Today, I ran the whole way on pavement. My previous runs have all seen me running the latter portion of the podcast on grass, and I certainly felt a difference at the end of the programme today. My legs felt pretty tired and I felt like I could tell a difference, though it could be the delayed effect of all the fizz I drank on Saturday night (I had scheduled myself to run yesterday, but was suffering the effects of Saturday night - not even a hangover either really, I just felt exhausted, must be how booze affects you when you're over thirty!).

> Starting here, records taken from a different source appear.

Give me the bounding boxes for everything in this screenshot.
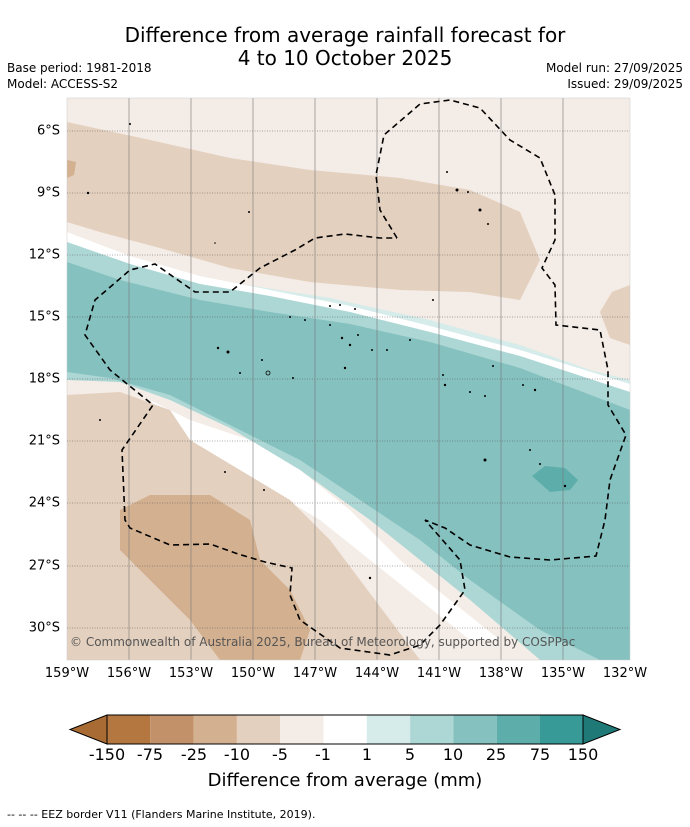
lat-label-21s: 21°S: [28, 433, 60, 449]
field-north-neg: [67, 122, 540, 300]
map-title: Difference from average rainfall forecas…: [0, 24, 690, 70]
lon-label-141w: 141°W: [416, 666, 462, 681]
colorbar-tick-neg5: -5: [272, 745, 288, 764]
model-run: Model run: 27/09/2025: [545, 61, 683, 75]
lat-label-15s: 15°S: [28, 309, 60, 325]
colorbar-seg-9: [496, 715, 540, 744]
lat-label-6s: 6°S: [36, 123, 60, 139]
colorbar-tick-1: 1: [361, 745, 373, 764]
colorbar-seg-4: [280, 715, 324, 744]
field-east-neg: [600, 285, 630, 345]
colorbar-tick-neg75: -75: [136, 745, 164, 764]
lon-label-150w: 150°W: [230, 666, 276, 681]
title-line-2: 4 to 10 October 2025: [237, 46, 453, 70]
colorbar-seg-10: [540, 715, 583, 744]
rainfall-field: [67, 98, 630, 660]
lon-label-135w: 135°W: [540, 666, 586, 681]
meta-right: Model run: 27/09/2025 Issued: 29/09/2025: [546, 60, 683, 92]
colorbar-tick-neg10: -10: [223, 745, 251, 764]
colorbar-seg-3: [236, 715, 281, 744]
model-name: Model: ACCESS-S2: [7, 77, 119, 91]
islands: [86, 123, 567, 580]
colorbar-title: Difference from average (mm): [207, 770, 483, 791]
field-sw-white: [150, 400, 500, 640]
lat-label-9s: 9°S: [36, 185, 60, 201]
field-sw-neg2: [120, 495, 310, 660]
lon-label-138w: 138°W: [478, 666, 524, 681]
colorbar-tick-150: 150: [567, 745, 599, 764]
colorbar-extend-right: [582, 714, 622, 745]
meridians: [128, 98, 564, 660]
colorbar-tick-25: 25: [485, 745, 507, 764]
colorbar-seg-6: [366, 715, 411, 744]
field-pos-25-75: [67, 272, 630, 620]
colorbar-tick-5: 5: [404, 745, 416, 764]
eez-footnote: -- -- -- EEZ border V11 (Flanders Marine…: [7, 808, 316, 821]
colorbar-seg-0: [107, 715, 151, 744]
lat-label-27s: 27°S: [28, 558, 60, 574]
lon-label-159w: 159°W: [44, 666, 90, 681]
eez-border: [84, 99, 627, 656]
colorbar-seg-2: [193, 715, 237, 744]
colorbar-seg-8: [453, 715, 497, 744]
colorbar-seg-7: [410, 715, 454, 744]
colorbar-seg-1: [150, 715, 194, 744]
map-frame: [66, 97, 631, 661]
colorbar: [68, 714, 622, 745]
colorbar-tick-neg1: -1: [315, 745, 331, 764]
base-period: Base period: 1981-2018: [7, 61, 152, 75]
colorbar-outline: [106, 714, 584, 745]
lat-label-30s: 30°S: [28, 620, 60, 636]
lat-label-24s: 24°S: [28, 495, 60, 511]
lat-label-18s: 18°S: [28, 371, 60, 387]
lon-label-156w: 156°W: [106, 666, 152, 681]
meta-left: Base period: 1981-2018 Model: ACCESS-S2: [7, 60, 152, 92]
colorbar-tick-10: 10: [442, 745, 464, 764]
colorbar-extend-left: [68, 714, 108, 745]
issued-date: Issued: 29/09/2025: [567, 77, 683, 91]
lon-label-147w: 147°W: [292, 666, 338, 681]
lon-label-153w: 153°W: [168, 666, 214, 681]
copyright-notice: © Commonwealth of Australia 2025, Bureau…: [70, 635, 575, 649]
colorbar-tick-75: 75: [529, 745, 551, 764]
field-pos-75-150: [532, 466, 578, 492]
field-west-neg: [67, 160, 76, 178]
lat-label-12s: 12°S: [28, 247, 60, 263]
colorbar-tick-neg25: -25: [180, 745, 208, 764]
lon-label-144w: 144°W: [354, 666, 400, 681]
colorbar-tick-neg150: -150: [88, 745, 126, 764]
lon-label-132w: 132°W: [602, 666, 648, 681]
colorbar-seg-5: [323, 715, 367, 744]
title-line-1: Difference from average rainfall forecas…: [124, 23, 566, 47]
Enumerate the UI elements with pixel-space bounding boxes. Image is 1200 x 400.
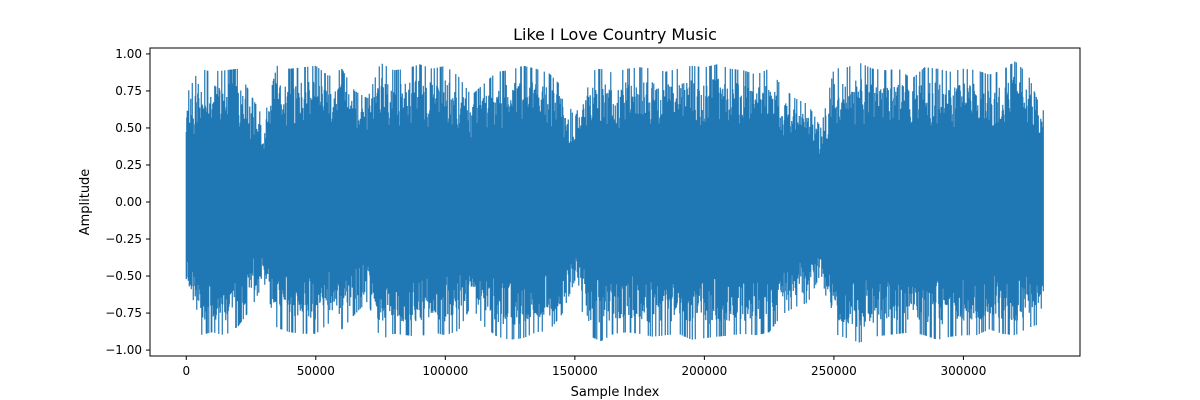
y-tick-label: −0.75	[105, 306, 142, 320]
chart-title: Like I Love Country Music	[513, 25, 717, 44]
x-tick-label: 0	[182, 364, 190, 378]
y-tick-label: −0.50	[105, 269, 142, 283]
y-tick-label: 0.25	[115, 158, 142, 172]
y-tick-label: 0.75	[115, 84, 142, 98]
x-axis-label: Sample Index	[571, 385, 660, 400]
waveform-series	[185, 61, 1044, 343]
x-tick-label: 50000	[297, 364, 335, 378]
y-tick-label: 1.00	[115, 47, 142, 61]
x-tick-label: 100000	[422, 364, 468, 378]
y-tick-label: −1.00	[105, 343, 142, 357]
y-tick-label: 0.00	[115, 195, 142, 209]
y-tick-label: 0.50	[115, 121, 142, 135]
x-tick-label: 200000	[681, 364, 727, 378]
y-axis-label: Amplitude	[78, 169, 93, 236]
y-axis: 1.00 0.75 0.50 0.25 0.00 −0.25 −0.50 −0.75 −1.00	[105, 47, 150, 357]
x-tick-label: 250000	[811, 364, 857, 378]
waveform-line	[185, 61, 1044, 343]
x-tick-label: 150000	[552, 364, 598, 378]
y-tick-label: −0.25	[105, 232, 142, 246]
x-axis: 0 50000 100000 150000 200000 250000 300000	[182, 356, 986, 378]
x-tick-label: 300000	[941, 364, 987, 378]
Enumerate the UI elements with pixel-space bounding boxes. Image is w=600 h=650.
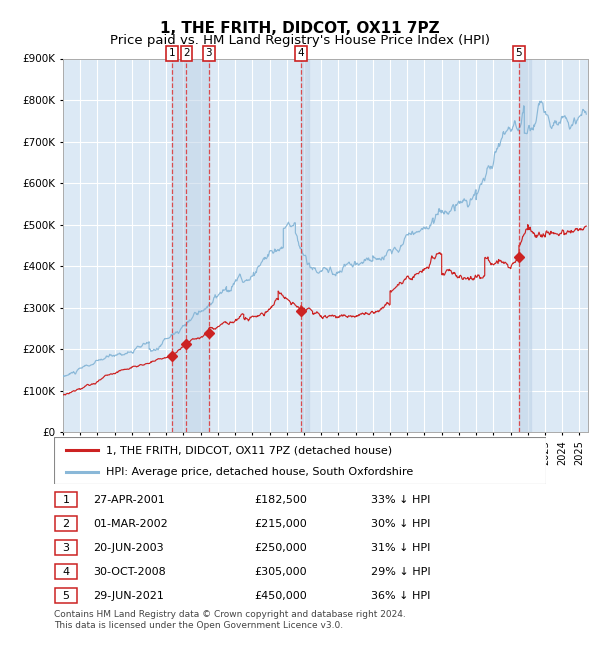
Bar xyxy=(172,58,209,432)
FancyBboxPatch shape xyxy=(55,540,77,555)
Bar xyxy=(519,58,531,432)
Text: 4: 4 xyxy=(298,49,304,58)
Text: 5: 5 xyxy=(515,49,522,58)
FancyBboxPatch shape xyxy=(55,492,77,507)
Text: 27-APR-2001: 27-APR-2001 xyxy=(94,495,166,504)
Text: 33% ↓ HPI: 33% ↓ HPI xyxy=(371,495,430,504)
Bar xyxy=(301,58,309,432)
Text: 29% ↓ HPI: 29% ↓ HPI xyxy=(371,567,430,577)
Text: 3: 3 xyxy=(62,543,70,552)
Text: 1, THE FRITH, DIDCOT, OX11 7PZ: 1, THE FRITH, DIDCOT, OX11 7PZ xyxy=(160,21,440,36)
Text: HPI: Average price, detached house, South Oxfordshire: HPI: Average price, detached house, Sout… xyxy=(106,467,413,476)
Text: £182,500: £182,500 xyxy=(254,495,308,504)
Text: 01-MAR-2002: 01-MAR-2002 xyxy=(94,519,169,528)
Text: 5: 5 xyxy=(62,591,70,601)
Text: 30-OCT-2008: 30-OCT-2008 xyxy=(94,567,166,577)
Text: 4: 4 xyxy=(62,567,70,577)
Text: £215,000: £215,000 xyxy=(254,519,307,528)
Text: Contains HM Land Registry data © Crown copyright and database right 2024.
This d: Contains HM Land Registry data © Crown c… xyxy=(54,610,406,630)
Text: £305,000: £305,000 xyxy=(254,567,307,577)
Text: Price paid vs. HM Land Registry's House Price Index (HPI): Price paid vs. HM Land Registry's House … xyxy=(110,34,490,47)
Text: 36% ↓ HPI: 36% ↓ HPI xyxy=(371,591,430,601)
Text: £450,000: £450,000 xyxy=(254,591,307,601)
Text: 20-JUN-2003: 20-JUN-2003 xyxy=(94,543,164,552)
Text: 31% ↓ HPI: 31% ↓ HPI xyxy=(371,543,430,552)
Text: 2: 2 xyxy=(183,49,190,58)
FancyBboxPatch shape xyxy=(55,516,77,531)
Text: 1: 1 xyxy=(169,49,175,58)
Text: 3: 3 xyxy=(205,49,212,58)
Text: 2: 2 xyxy=(62,519,70,528)
FancyBboxPatch shape xyxy=(55,588,77,603)
Text: 30% ↓ HPI: 30% ↓ HPI xyxy=(371,519,430,528)
Text: 1, THE FRITH, DIDCOT, OX11 7PZ (detached house): 1, THE FRITH, DIDCOT, OX11 7PZ (detached… xyxy=(106,445,392,455)
Text: £250,000: £250,000 xyxy=(254,543,307,552)
FancyBboxPatch shape xyxy=(55,564,77,579)
Text: 1: 1 xyxy=(62,495,70,504)
Text: 29-JUN-2021: 29-JUN-2021 xyxy=(94,591,164,601)
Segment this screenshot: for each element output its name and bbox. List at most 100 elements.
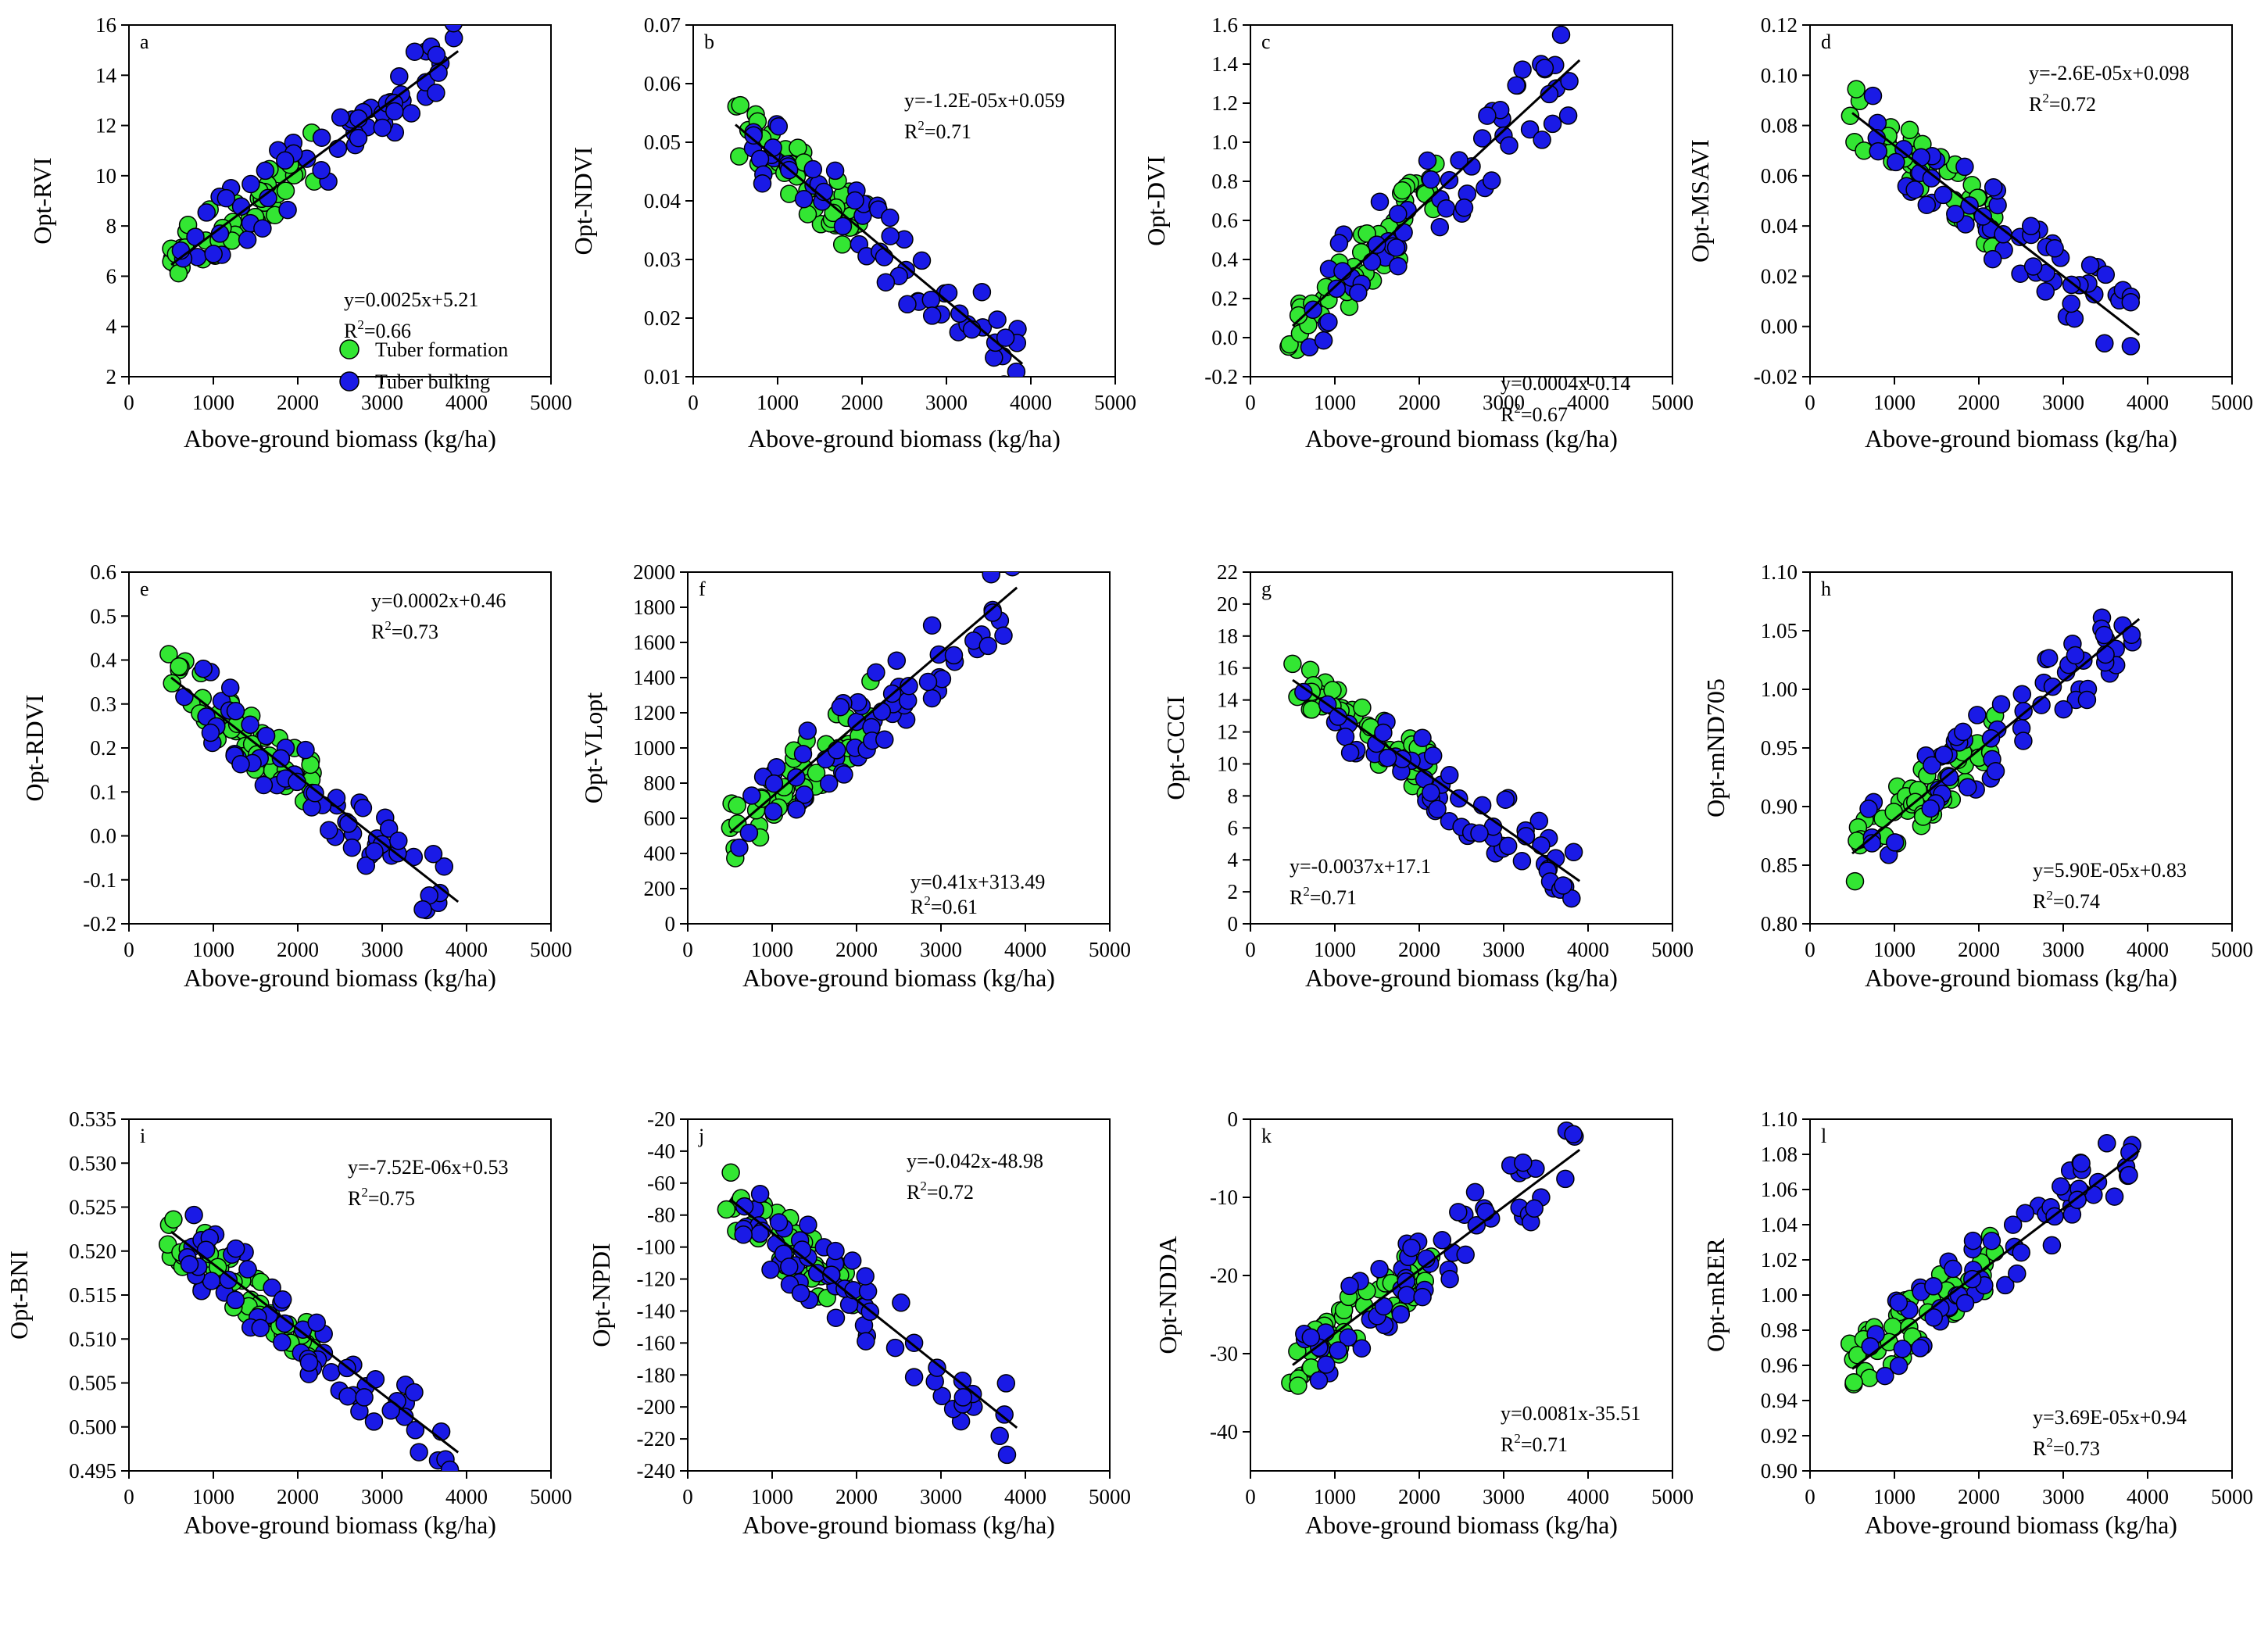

Having done the final run of week one (eventually) this must mean my time has come to progress to week two of the plan. I have to admit to still being apprehensive about this. Running for 90 secs and walking for 2 mins for a total of twenty minutes with a five minute warm up and cool down either side. I am not sure yet if I am up to running for an extra thirty seconds each time but I guess it's like learning to swim, you have to take that scary little extra step, and move slightly towards the deep end to learn what it feels like to tread water (someone remind me of this analogy when I feel like I am dying after seventy five second on Wednesday!)


As I rounded my final corner in the cool down walk to the front door, feeling pretty pleased with myself, I was bought swiftly back down to earth with the sight of a heavily pregnant woman of indeterminate age with smoke billowing from her mouth and a fag in her hands. I don't want to get all soap box here but... Grrrrr! I wanted my post run high to give me the guts to express my feelings of anger on behalf of her unborn child, but I quickly realised that I really do value the fact that all my bones are in the places they should be, she had a pretty scary middle-aged bloke with her and my running skills have not yet progressed to sprinting away from angry chavs. So to that unborn baby, I would like to apologise here and now that I was too cowardly to stand up for it. I am sorry baby!